Para além dos custos, também há práticas que são questionadas, como, por exemplo: submeter o consumidor a um teste de despiste de covid-19 para ter acesso a uma consulta ou obrigá-lo, quando se dirige ao hospital com a sua própria máscara, a retirá-la e a utilizar outra fornecida e cobrada pelo próprio hospital.

“Se o consumidor se apresenta lá, cumprindo já os requisitos de acesso, não lhe pode ser cobrado mais por outros equipamentos”, explica Paulo Fonseca, que diz ser necessário denunciar estas situações a ASAE e reforçar a fiscalização sobre a cobrança dos valores dos equipamentos de proteção individual — algo que, de acordo com o email enviado ao SAPO 24, pela Entidade Reguladora da Saúde, já está a ser feito, “em função das reclamações recebidas”.

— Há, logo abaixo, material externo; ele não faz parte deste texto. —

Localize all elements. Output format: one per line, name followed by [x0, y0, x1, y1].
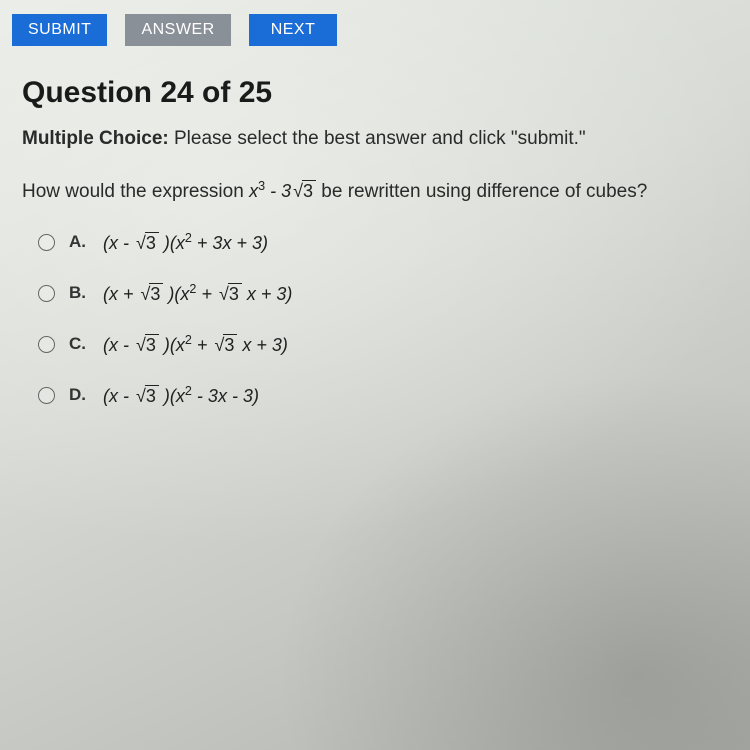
mc-text: Please select the best answer and click … [169, 128, 586, 149]
submit-button[interactable]: SUBMIT [12, 14, 107, 46]
choice-b[interactable]: B. (x + 3 )(x2 + 3 x + 3) [38, 282, 728, 305]
choice-d[interactable]: D. (x - 3 )(x2 - 3x - 3) [38, 384, 728, 407]
choice-expression: (x + 3 )(x2 + 3 x + 3) [103, 282, 292, 305]
toolbar: SUBMIT ANSWER NEXT [0, 0, 750, 56]
choice-letter: C. [69, 334, 89, 354]
choice-expression: (x - 3 )(x2 - 3x - 3) [103, 384, 259, 407]
answer-button[interactable]: ANSWER [125, 14, 230, 46]
mc-label: Multiple Choice: [22, 128, 169, 149]
choice-letter: B. [69, 283, 89, 303]
choices-list: A. (x - 3 )(x2 + 3x + 3) B. (x + 3 )(x2 … [22, 231, 728, 407]
radio-icon[interactable] [38, 387, 55, 404]
radio-icon[interactable] [38, 336, 55, 353]
next-button[interactable]: NEXT [249, 14, 338, 46]
choice-a[interactable]: A. (x - 3 )(x2 + 3x + 3) [38, 231, 728, 254]
question-title: Question 24 of 25 [22, 76, 728, 110]
choice-expression: (x - 3 )(x2 + 3x + 3) [103, 231, 268, 254]
choice-letter: D. [69, 385, 89, 405]
prompt-pre: How would the expression [22, 181, 249, 202]
instruction-line: Multiple Choice: Please select the best … [22, 128, 728, 150]
prompt-expression: x3 - 33 [249, 181, 316, 201]
radio-icon[interactable] [38, 234, 55, 251]
radio-icon[interactable] [38, 285, 55, 302]
choice-expression: (x - 3 )(x2 + 3 x + 3) [103, 333, 288, 356]
prompt-post: be rewritten using difference of cubes? [316, 181, 647, 202]
choice-c[interactable]: C. (x - 3 )(x2 + 3 x + 3) [38, 333, 728, 356]
question-prompt: How would the expression x3 - 33 be rewr… [22, 178, 728, 205]
choice-letter: A. [69, 232, 89, 252]
question-panel: Question 24 of 25 Multiple Choice: Pleas… [0, 56, 750, 407]
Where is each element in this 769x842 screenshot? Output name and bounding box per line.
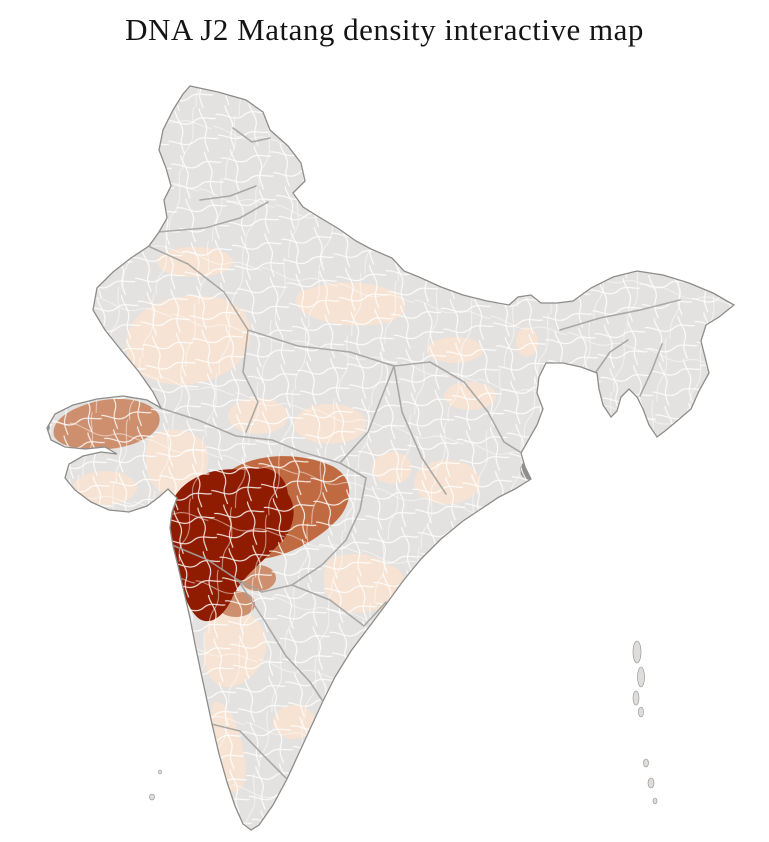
- density-patch-mp-west[interactable]: [228, 398, 288, 434]
- density-patch-bihar[interactable]: [427, 337, 483, 363]
- no-data-patch-bengal-border[interactable]: [520, 459, 546, 481]
- nicobar-islands[interactable]: [643, 758, 658, 805]
- density-patch-andhra-coast[interactable]: [373, 566, 407, 618]
- no-data-patch-kutch-west[interactable]: [40, 422, 50, 432]
- page-title: DNA J2 Matang density interactive map: [125, 12, 644, 47]
- density-patch-odisha[interactable]: [414, 460, 480, 504]
- density-patch-bengal-duars[interactable]: [516, 327, 538, 357]
- lakshadweep-islands[interactable]: [149, 769, 162, 801]
- andaman-islands[interactable]: [632, 640, 645, 718]
- density-patch-tamil-nadu[interactable]: [273, 705, 315, 739]
- density-patch-punjab-haryana[interactable]: [157, 247, 233, 277]
- density-patch-mp-east[interactable]: [294, 404, 366, 444]
- density-patch-chhattisgarh[interactable]: [372, 452, 412, 484]
- density-patch-saurashtra[interactable]: [73, 471, 137, 505]
- density-patch-jharkhand[interactable]: [444, 382, 496, 410]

Tendo em conta que “tudo isto se resume a um problema de falta de informação, de falta de transparência e talvez falta de legitimidade”, e que à Entidade Reguladora da Saúde cabe a função de “regular o mercado e fiscalizar práticas desleais”, a DECO considera que esta situação exige uma “ resposta legislativa” e que esta cabe ao “parlamento” — para o qual já foi enviada uma carta a apresentar a situação, a fim de se obter uma iniciativa parlamentar.

“Nós podemos estar a entrar num campo em que qualquer dia se vai permitir que em todos os estabelecimentos comerciais seja cobrado ao consumidor, o EPI do profissional que está atrás do balcão”, conclui Paulo Fonseca.